»Article XXII.—Le gouvernement français restera chargé de son côté du remboursement de toutes les sommes versées par les sujets des pays ci-dessus mentionnés dans les caisses françaises, soit à titre de cautionnements, de dépôts ou de consignations. De même les sujets français, serviteurs desdits pays, qui ont versé des sommes à titre de cautionnements, dépôts ou consignations dans leurs trésors respectifs, seront fidèlement remboursés.

»Article XXIII.—Les titulaires de places assujetties à cautionnement, qui n'ont pas de maniement de deniers, seront remboursés avec les intérêts, jusqu'à parfait payement, à Paris, par cinquième et par année, à partir de la date du présent traité.

»A l'égard de ceux qui sont comptables, ce remboursement commencera, au plus tard, six mois après la présentation de leurs comptes, le seul cas de malversation excepté. Une copie du dernier compte sera remise au gouvernement de leur pays, pour lui servir de renseignement et de point de départ.

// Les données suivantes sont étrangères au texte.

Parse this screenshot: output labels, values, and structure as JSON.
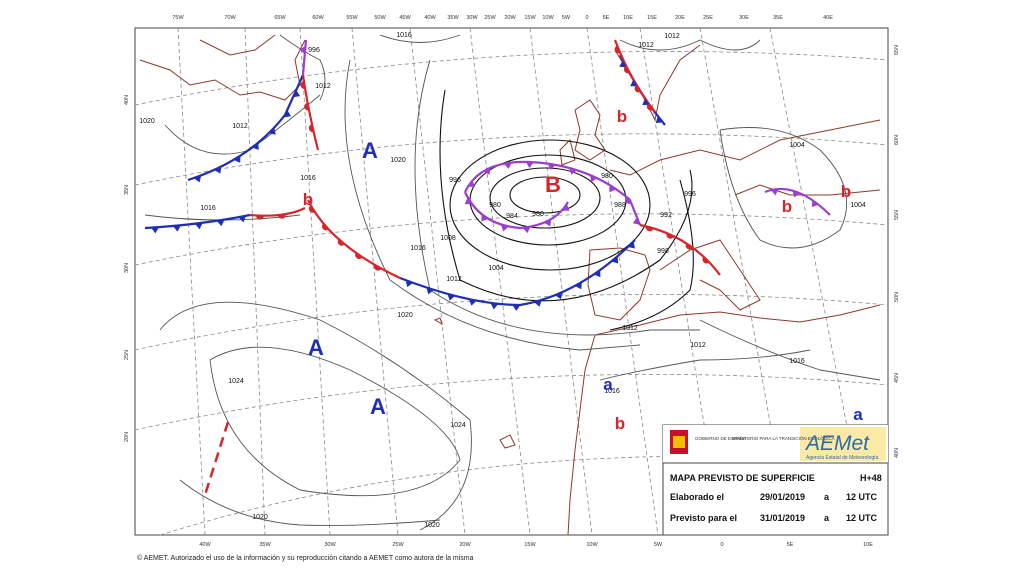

»Article XXIV.—Les dépôts judiciaires et consignations faits dans la caisse d'amortissement, en exécution de la loi du 28 nivôse an XIII (18 janvier 1805), et qui appartiennent à des habitants des pays que la France cesse de posséder, seront remis, dans le terme d'une année, à compter de l'échange des ratifications du présent traité, entre les mains des autorités desdits pays, à l'exception de ceux de ces dépôts et consignations qui intéressent des sujets français; dans lequel cas ils resteront dans la caisse d'amortissement, pour n'être remis que sur les justifications résultant des décisions des autorités compétentes.

»Article XXV.—Les fonds déposés par les communes et établissements publics dans la caisse de service et dans la caisse d'amortissement, ou dans toute autre caisse du gouvernement, leur seront remboursés par cinquième, d'année en année, à partir de la date du présent traité, sous la déduction des avances qui leur auraient été faites, et sauf des oppositions régulières faites sur ces fonds par des créanciers desdites communes et desdits établissements publics.

»Article XXVI.—A dater du 1er janvier 1814, le gouvernement français cesse d'être chargé du payement de toute pension civile, militaire et ecclésiastique, solde de retraite et traitement de réforme, à tout individu qui se trouve n'être plus sujet français.

»Article XXVII.—Les domaines nationaux acquis à titre onéreux par des sujets français, dans les ci-devant départements de la Belgique, de la rive gauche du Rhin et des Alpes, hors des anciennes limites de la France, sont et demeurent garantis aux acquéreurs.

»Article XXVIII.—L'abolition des droits d'aubaine, de détraction et autres de la même nature, dans les pays qui l'ont réciproquement stipulée avec la France, ou qui lui avaient précédemment été réunis, est expressément maintenue[121]

»Article XXIX.—Le gouvernement français s'engage à faire restituer les obligations et autres titres qui auraient été saisis dans les provinces occupées par les armées ou administrations française; et, dans le cas où la restitution ne pourrait en être effectuée, ces obligations et titres sont et demeurent anéantis.

»Article XXX.—Les sommes qui seront dues pour tous les travaux d'utilité publique, non encore terminés, ou terminés postérieurement au 31 décembre 1812, sur le Rhin et dans les départements détachés de la France par le présent traité, passeront à la charge des futurs possesseurs du territoire, et seront liquidées par la commission chargée de la liquidation des dettes des pays.